Anesthetic techniques can be combined to meet patient or surgical goals. For example, a patient with subarachnoid hemorrhage who requires diagnostic cerebral angiography may initially receive MAC. If the imaging reveals a cerebral aneurysm requiring endovascular coiling, the anesthesia provider may be asked to convert to general anesthesia to provide patient immobility and control of ventilation during the procedure.
Neuraxial and peripheral nerve blockade may be combined with general anesthesia to provide long-lasting postoperative analgesia following a surgical procedure that may not be amenable to regional anesthesia alone (also see Chapter 40 ). A 2013 systematic review documented that, in a broad range of surgical procedures, use of local infiltration or peripheral nerve block in addition to general anesthesia improved postoperative pain scores and decreased opiate consumption. This result may be directly due to analgesia provided by the technique or by “preventive analgesia,” which is defined as analgesia lasting longer than 5.5 half-lives of an analgesic drug. Even use of a peripheral nerve block in addition to a single-shot spinal block improves postoperative analgesia for many surgeries of the lower extremity.
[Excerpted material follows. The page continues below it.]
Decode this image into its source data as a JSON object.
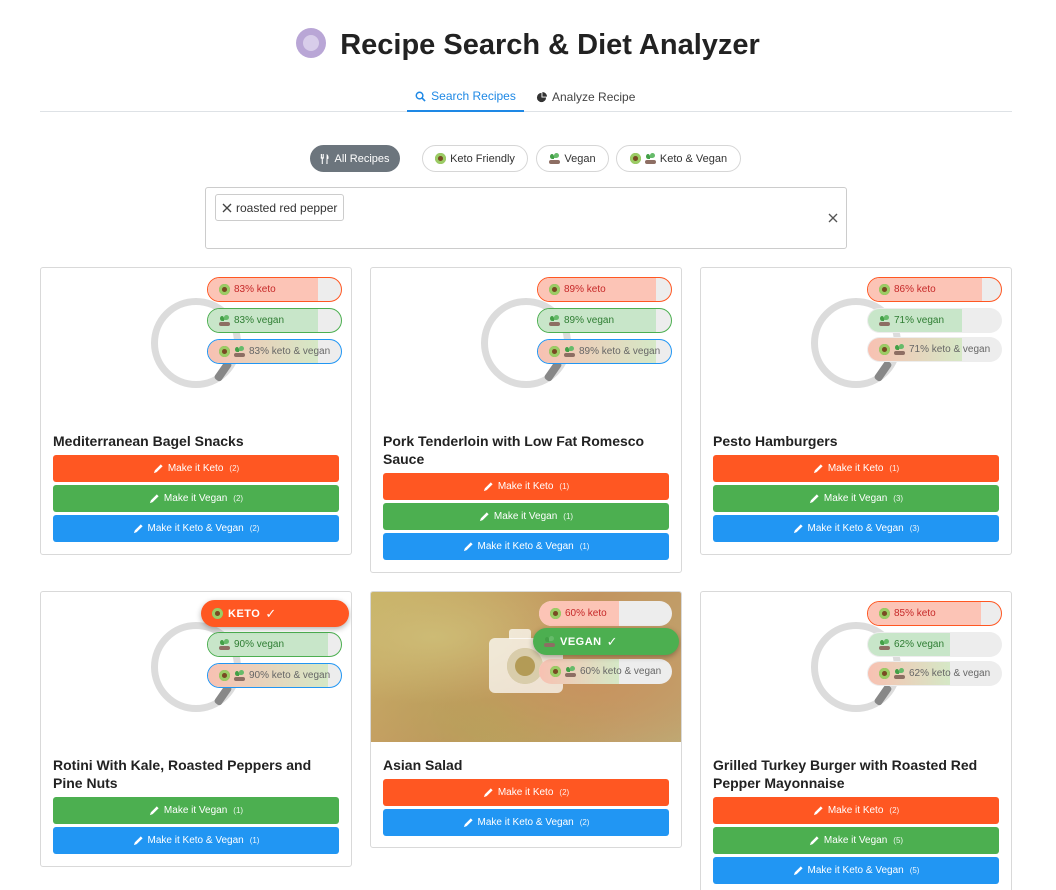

The addition of a regional technique to general anesthesia may reduce intraoperative blood loss and, in some situations, the rate of perioperative transfusion. Addition of neuraxial or peripheral nerve blockade to general anesthesia also reduces rates of postoperative chronic pain. A meta-analysis of systematic reviews did not find a mortality rate benefit for the addition of neuraxial anesthesia to general anesthesia. The same meta-analysis suggested that neuraxial anesthesia was associated with lower 30-day mortality rates compared to general anesthesia alone in patients with an intermediate risk of cardiac complications. However, most of the studies reviewed were performed in the 1970s to 1990s, and management of cardiovascular disease has evolved significantly in subsequent decades.
There is increasing emphasis on improving patient outcomes not just in the immediate term (e.g., intraoperatively) but facilitating in-hospital recovery, mitigating risks for development of postoperative chronic pain, and improving long-term survival.
Fig. 14.2 provides a summary of the decision-making process in choosing an appropriate anesthetic for an individual patient.